Jak podkreśla, budownictwo wielorodzinne stanowi najbardziej obiecującą niszę rynkową do zagospodarowania. W Polsce wciąż są one rzadkością, ale właśnie z tego względu potencjał rozwoju tego segmentu jest ogromny.
– Gdyby w Polsce powstało 500–600 domów lub lokali w budynkach wielorodzinnych, mielibyśmy do czynienia ze wzrostem na poziomie 100 proc. Naszym celem jest, aby w ciągu 10 lat poziom inwestycji w segmencie budownictwa sięgnął 3 mld zł – uściśla prezes Polskich Domów Drewnianych.
Technologia budownictwa prefabrykowanego, szkieletowego ma wiele zalet. Po pierwsze, pozwala skrócić czas budowy oraz zwielokrotnić korzyści i tempo, w jakim inwestycja wprowadzana jest na rynek. Prefabrykowany budynek drewniany stawia się w zaledwie kilka dni, a wznoszenie czterokondygnacyjnego bloku może trwać około 30 dni. Zatem osiedle domów jednorodzinnych w stanie deweloperskim może być gotowe do użytkowania już po około pół roku od rozpoczęcia budowy. Po drugie, jest to technologia tańsza, bo dzięki ograniczeniu czasu potrzebnego na zrealizowanie inwestycji inwestor ponosi mniejsze koszty finansowe związane z obsługą kredytu. Dzięki temu można zaoferować niższą cenę i wprowadzić produkt na rynek masowo, z wykorzystaniem ekonomii skali. Po trzecie, dzięki opracowaniu odpowiednich standardów istnieje szansa, aby ograniczyć koszty wejścia na rynek dla kolejnych podmiotów.
– Chcielibyśmy stworzyć jednolity standard budownictwa drewnianego, szczególnie w obszarze wielorodzinnym, który mógłby być wykorzystywany powszechnie i przekazywany nieodpłatnie firmom, które działają na tym rynku. Dzięki zastosowaniu lekkiej technologii można budować na gruntach, które do tej pory były poza zasięgiem budownictwa tradycyjnego, np. lessowych, i ograniczyć koszty związane z pracami ziemnymi. Ponadto domy drewniane i system budownictwa – w szczególności prefabrykowanego, wielorodzinnego – są w stanie wesprzeć dywersyfikację polskiego systemu energetycznego – wyjaśnia Tomasz Szlązak.
Efektem powszechnego stosowania budownictwa drewnianego byłoby mniejsze zapotrzebowanie na cement i piasek, które – w przeciwieństwie do drewna – nie są zasobami odnawialnymi. Sektor budowlany odpowiada za 30-40 proc. całkowitej emisji gazów cieplarnianych i wykorzystuje około 3 mld ton surowców każdego roku, co odpowiada za około 40–50 proc. całkowitego zapotrzebowania na nie.

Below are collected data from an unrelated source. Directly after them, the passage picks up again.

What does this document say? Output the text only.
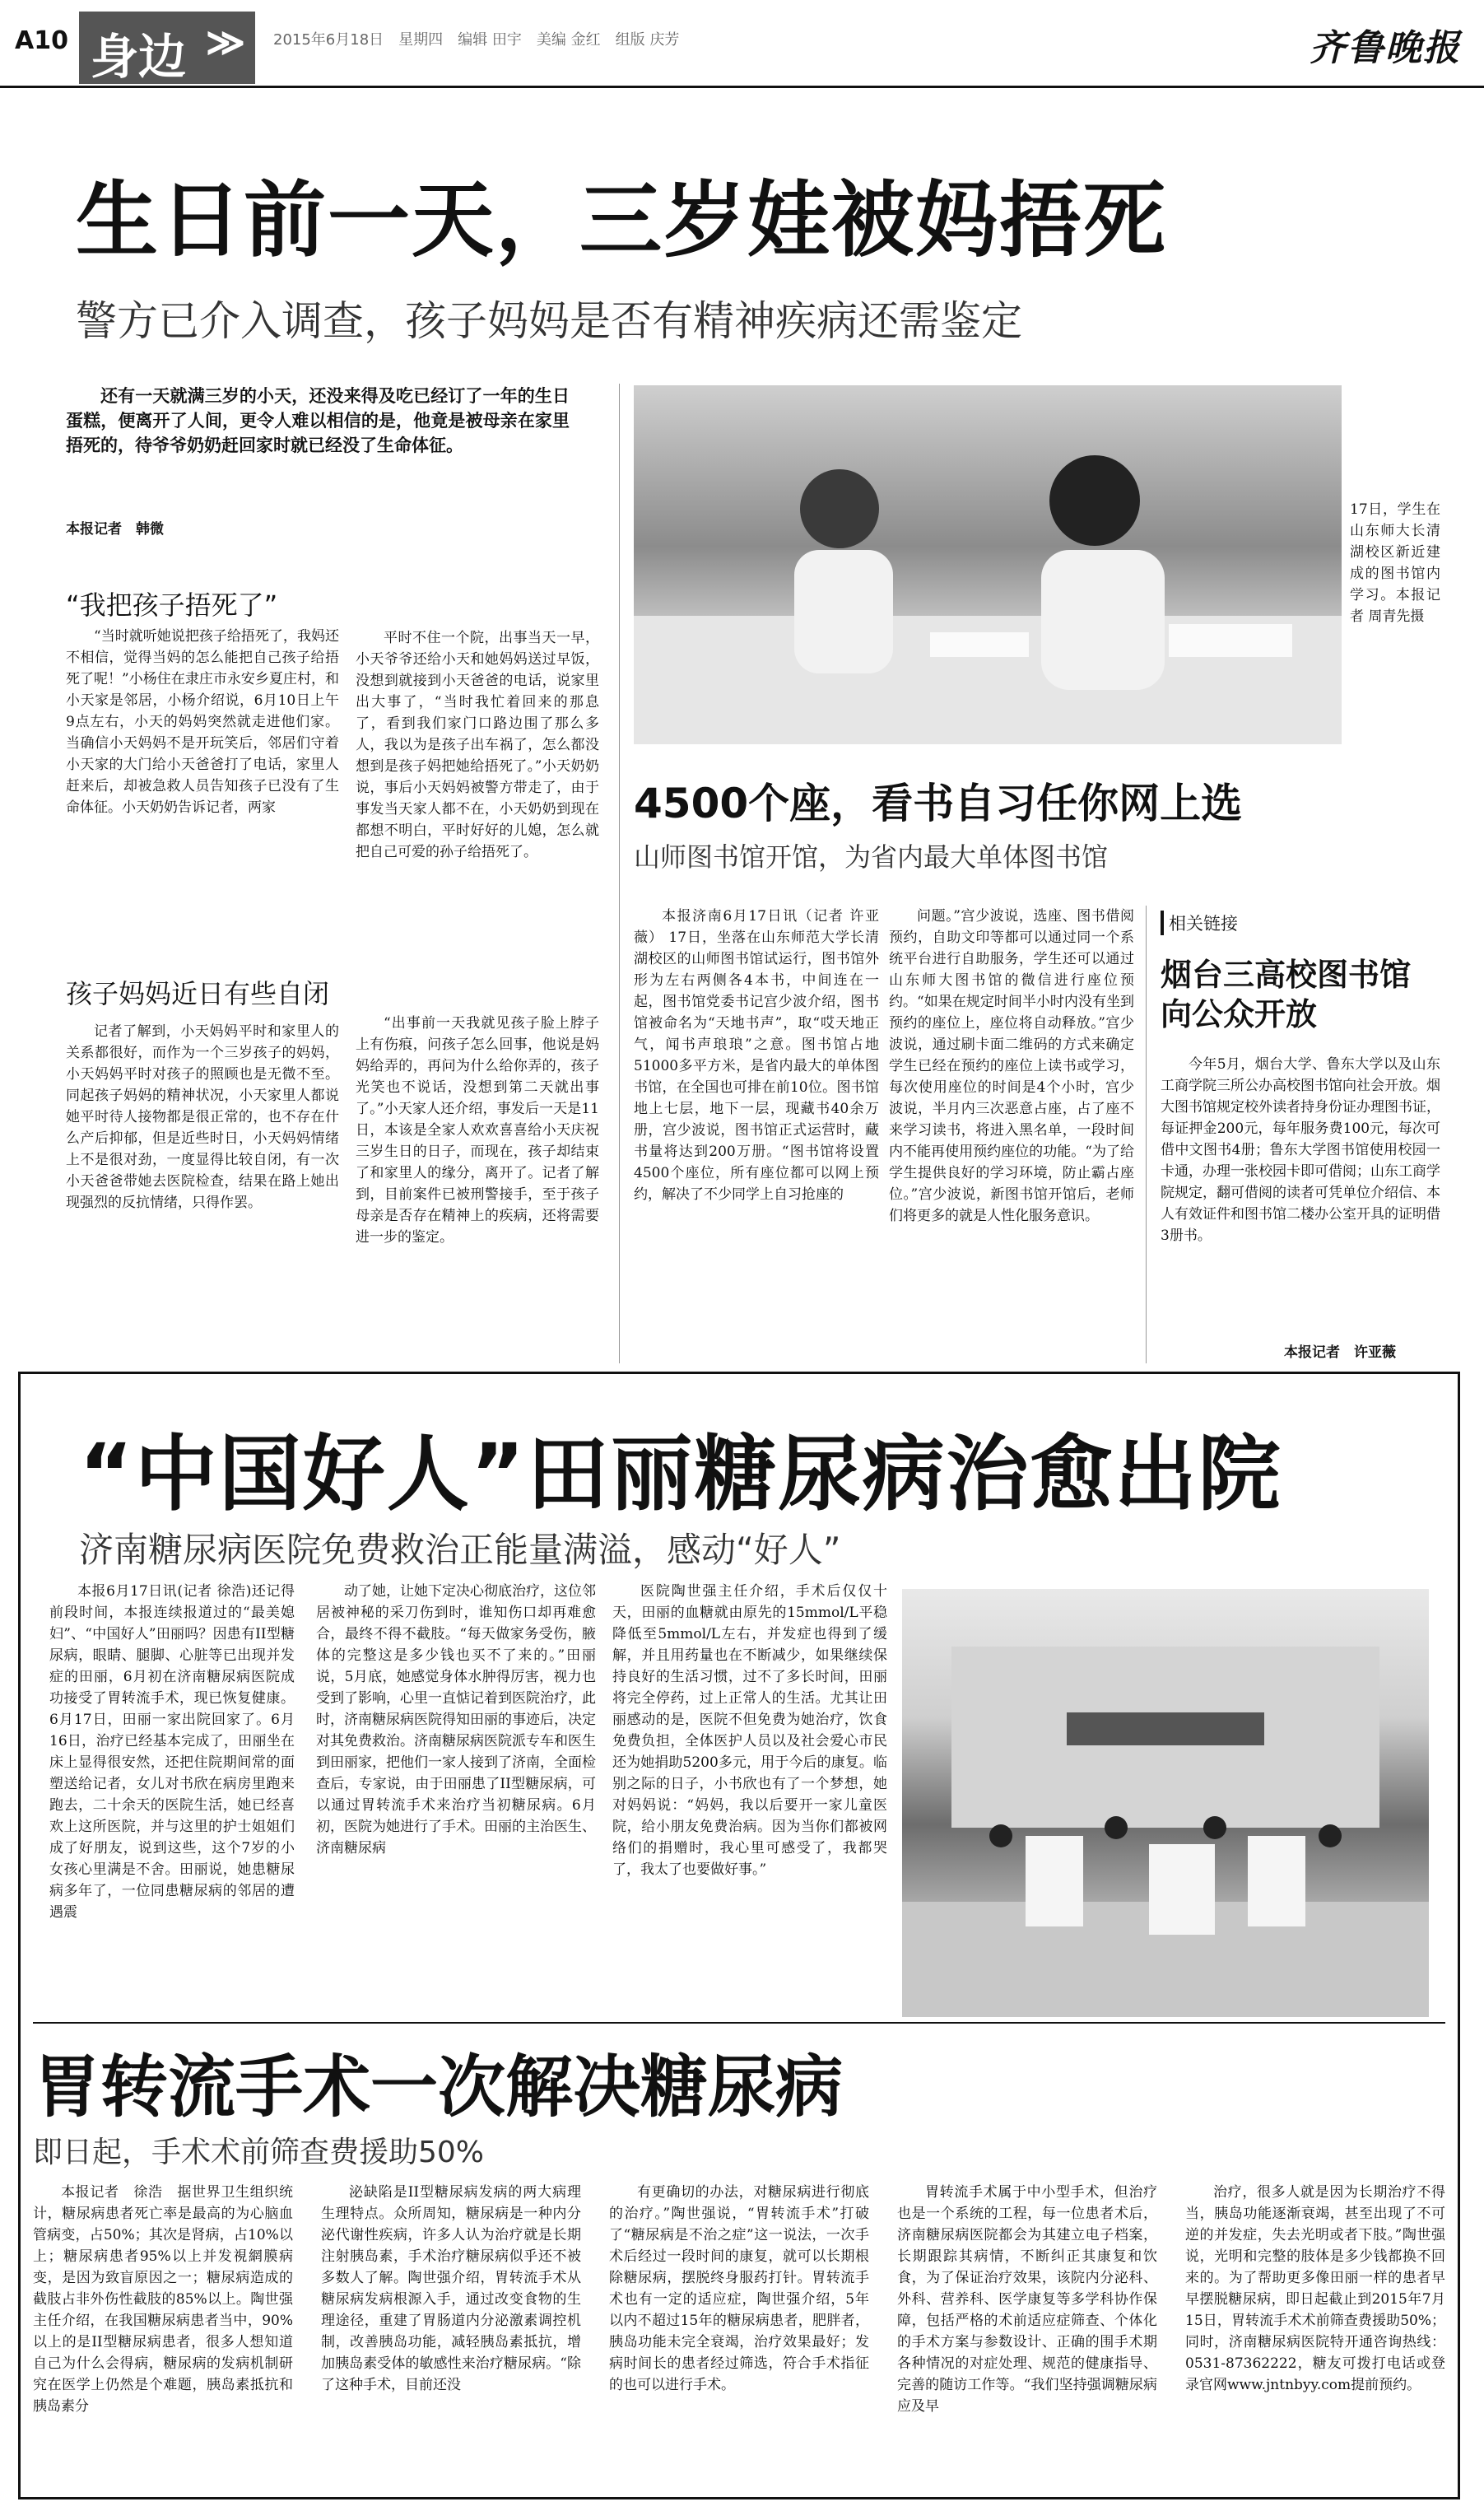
A10 身边 ≫ 2015年6月18日　星期四　编辑 田宇　美编 金红　组版 庆芳	齐鲁晚报
生日前一天，三岁娃被妈捂死
警方已介入调查，孩子妈妈是否有精神疾病还需鉴定

还有一天就满三岁的小天，还没来得及吃已经订了一年的生日蛋糕，便离开了人间，更令人难以相信的是，他竟是被母亲在家里捂死的，待爷爷奶奶赶回家时就已经没了生命体征。

本报记者　韩微
“我把孩子捂死了”

“当时就听她说把孩子给捂死了，我妈还不相信，觉得当妈的怎么能把自己孩子给捂死了呢！”小杨住在隶庄市永安乡夏庄村，和小天家是邻居，小杨介绍说，6月10日上午9点左右，小天的妈妈突然就走进他们家。当确信小天妈妈不是开玩笑后，邻居们守着小天家的大门给小天爸爸打了电话，家里人赶来后，却被急救人员告知孩子已没有了生命体征。小天奶奶告诉记者，两家

平时不住一个院，出事当天一早，小天爷爷还给小天和她妈妈送过早饭，没想到就接到小天爸爸的电话，说家里出大事了，“当时我忙着回来的那息了，看到我们家门口路边围了那么多人，我以为是孩子出车祸了，怎么都没想到是孩子妈把她给捂死了。”小天奶奶说，事后小天妈妈被警方带走了，由于事发当天家人都不在，小天奶奶到现在都想不明白，平时好好的儿媳，怎么就把自己可爱的孙子给捂死了。

孩子妈妈近日有些自闭

记者了解到，小天妈妈平时和家里人的关系都很好，而作为一个三岁孩子的妈妈，小天妈妈平时对孩子的照顾也是无微不至。同起孩子妈妈的精神状况，小天家里人都说她平时待人接物都是很正常的，也不存在什么产后抑郁，但是近些时日，小天妈妈情绪上不是很对劲，一度显得比较自闭，有一次小天爸爸带她去医院检查，结果在路上她出现强烈的反抗情绪，只得作罢。

“出事前一天我就见孩子脸上脖子上有伤痕，问孩子怎么回事，他说是妈妈给弄的，再问为什么给你弄的，孩子光笑也不说话，没想到第二天就出事了。”小天家人还介绍，事发后一天是11日，本该是全家人欢欢喜喜给小天庆祝三岁生日的日子，而现在，孩子却结束了和家里人的缘分，离开了。记者了解到，目前案件已被刑警接手，至于孩子母亲是否存在精神上的疾病，还将需要进一步的鉴定。

17日，学生在山东师大长清湖校区新近建成的图书馆内学习。本报记者 周青先摄

4500个座，看书自习任你网上选
山师图书馆开馆，为省内最大单体图书馆

本报济南6月17日讯（记者 许亚薇） 17日，坐落在山东师范大学长清湖校区的山师图书馆试运行，图书馆外形为左右两侧各4本书，中间连在一起，图书馆党委书记宫少波介绍，图书馆被命名为“天地书声”，取“哎天地正气，闻书声琅琅”之意。图书馆占地51000多平方米，是省内最大的单体图书馆，在全国也可排在前10位。图书馆地上七层，地下一层，现藏书40余万册，宫少波说，图书馆正式运营时，藏书量将达到200万册。“图书馆将设置4500个座位，所有座位都可以网上预约，解决了不少同学上自习抢座的

问题。”宫少波说，选座、图书借阅预约，自助文印等都可以通过同一个系统平台进行自助服务，学生还可以通过山东师大图书馆的微信进行座位预约。“如果在规定时间半小时内没有坐到预约的座位上，座位将自动释放。”宫少波说，通过刷卡面二维码的方式来确定学生已经在预约的座位上读书或学习，每次使用座位的时间是4个小时，宫少波说，半月内三次恶意占座，占了座不来学习读书，将进入黑名单，一段时间内不能再使用预约座位的功能。“为了给学生提供良好的学习环境，防止霸占座位。”宫少波说，新图书馆开馆后，老师们将更多的就是人性化服务意识。

相关链接
烟台三高校图书馆向公众开放

今年5月，烟台大学、鲁东大学以及山东工商学院三所公办高校图书馆向社会开放。烟大图书馆规定校外读者持身份证办理图书证，每证押金200元，每年服务费100元，每次可借中文图书4册；鲁东大学图书馆使用校园一卡通，办理一张校园卡即可借阅；山东工商学院规定，翻可借阅的读者可凭单位介绍信、本人有效证件和图书馆二楼办公室开具的证明借3册书。

本报记者　许亚薇
“中国好人”田丽糖尿病治愈出院
济南糖尿病医院免费救治正能量满溢，感动“好人”

本报6月17日讯(记者 徐浩)还记得前段时间，本报连续报道过的“最美媳妇”、“中国好人”田丽吗？因患有II型糖尿病，眼睛、腿脚、心脏等已出现并发症的田丽，6月初在济南糖尿病医院成功接受了胃转流手术，现已恢复健康。6月17日，田丽一家出院回家了。6月16日，治疗已经基本完成了，田丽坐在床上显得很安然，还把住院期间常的面塑送给记者，女儿对书欣在病房里跑来跑去，二十余天的医院生活，她已经喜欢上这所医院，并与这里的护士姐姐们成了好朋友，说到这些，这个7岁的小女孩心里满是不舍。田丽说，她患糖尿病多年了，一位同患糖尿病的邻居的遭遇震

动了她，让她下定决心彻底治疗，这位邻居被神秘的采刀伤到时，谁知伤口却再难愈合，最终不得不截肢。“每天做家务受伤，腋体的完整这是多少钱也买不了来的。”田丽说，5月底，她感觉身体水肿得厉害，视力也受到了影响，心里一直惦记着到医院治疗，此时，济南糖尿病医院得知田丽的事迹后，决定对其免费救治。济南糖尿病医院派专车和医生到田丽家，把他们一家人接到了济南，全面检查后，专家说，由于田丽患了II型糖尿病，可以通过胃转流手术来治疗当初糖尿病。6月初，医院为她进行了手术。田丽的主治医生、济南糖尿病

医院陶世强主任介绍，手术后仅仅十天，田丽的血糖就由原先的15mmol/L平稳降低至5mmol/L左右，并发症也得到了缓解，并且用药量也在不断减少，如果继续保持良好的生活习惯，过不了多长时间，田丽将完全停药，过上正常人的生活。尤其让田丽感动的是，医院不但免费为她治疗，饮食免费负担，全体医护人员以及社会爱心市民还为她捐助5200多元，用于今后的康复。临别之际的日子，小书欣也有了一个梦想，她对妈妈说：“妈妈，我以后要开一家儿童医院，给小朋友免费治病。因为当你们都被网络们的捐赠时，我心里可感受了，我都哭了，我太了也要做好事。”

胃转流手术一次解决糖尿病
即日起，手术术前筛查费援助50%

本报记者　徐浩　据世界卫生组织统计，糖尿病患者死亡率是最高的为心脑血管病变，占50%；其次是肾病，占10%以上；糖尿病患者95%以上并发視網膜病变，是因为致盲原因之一；糖尿病造成的截肢占非外伤性截肢的85%以上。陶世强主任介绍，在我国糖尿病患者当中，90%以上的是II型糖尿病患者，很多人想知道自己为什么会得病，糖尿病的发病机制研究在医学上仍然是个难题，胰岛素抵抗和胰岛素分

泌缺陷是II型糖尿病发病的两大病理生理特点。众所周知，糖尿病是一种内分泌代谢性疾病，许多人认为治疗就是长期注射胰岛素，手术治疗糖尿病似乎还不被多数人了解。陶世强介绍，胃转流手术从糖尿病发病根源入手，通过改变食物的生理途径，重建了胃肠道内分泌激素调控机制，改善胰岛功能，减轻胰岛素抵抗，增加胰岛素受体的敏感性来治疗糖尿病。“除了这种手术，目前还没

有更确切的办法，对糖尿病进行彻底的治疗。”陶世强说，“胃转流手术”打破了“糖尿病是不治之症”这一说法，一次手术后经过一段时间的康复，就可以长期根除糖尿病，摆脱终身服药打针。胃转流手术也有一定的适应症，陶世强介绍，5年以内不超过15年的糖尿病患者，肥胖者，胰岛功能未完全衰竭，治疗效果最好；发病时间长的患者经过筛选，符合手术指征的也可以进行手术。

胃转流手术属于中小型手术，但治疗也是一个系统的工程，每一位患者术后，济南糖尿病医院都会为其建立电子档案，长期跟踪其病情，不断纠正其康复和饮食，为了保证治疗效果，该院内分泌科、外科、营养科、医学康复等多学科协作保障，包括严格的术前适应症筛查、个体化的手术方案与参数设计、正确的围手术期各种情况的对症处理、规范的健康指导、完善的随访工作等。“我们坚持强调糖尿病应及早

治疗，很多人就是因为长期治疗不得当，胰岛功能逐渐衰竭，甚至出现了不可逆的并发症，失去光明或者下肢。”陶世强说，光明和完整的肢体是多少钱都换不回来的。为了帮助更多像田丽一样的患者早早摆脱糖尿病，即日起截止到2015年7月15日，胃转流手术术前筛查费援助50%；同时，济南糖尿病医院特开通咨询热线：0531-87362222，糖友可拨打电话或登录官网www.jntnbyy.com提前预约。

Zwiększenie zużycia drewna w budownictwie może przyczynić się do zahamowania niekorzystnych zmian klimatycznych: poprzez magazynowanie CO2 w drewnie na wiele dziesiątków lat, zamianę tradycyjnych materiałów na surowce pochodzenia organicznego, o jeszcze lepszych właściwościach cieplnych oraz ograniczenie emisji gazów cieplarnianych, z uwagi na szybszy proces budowlany i wykorzystanie lokalnych zasobów.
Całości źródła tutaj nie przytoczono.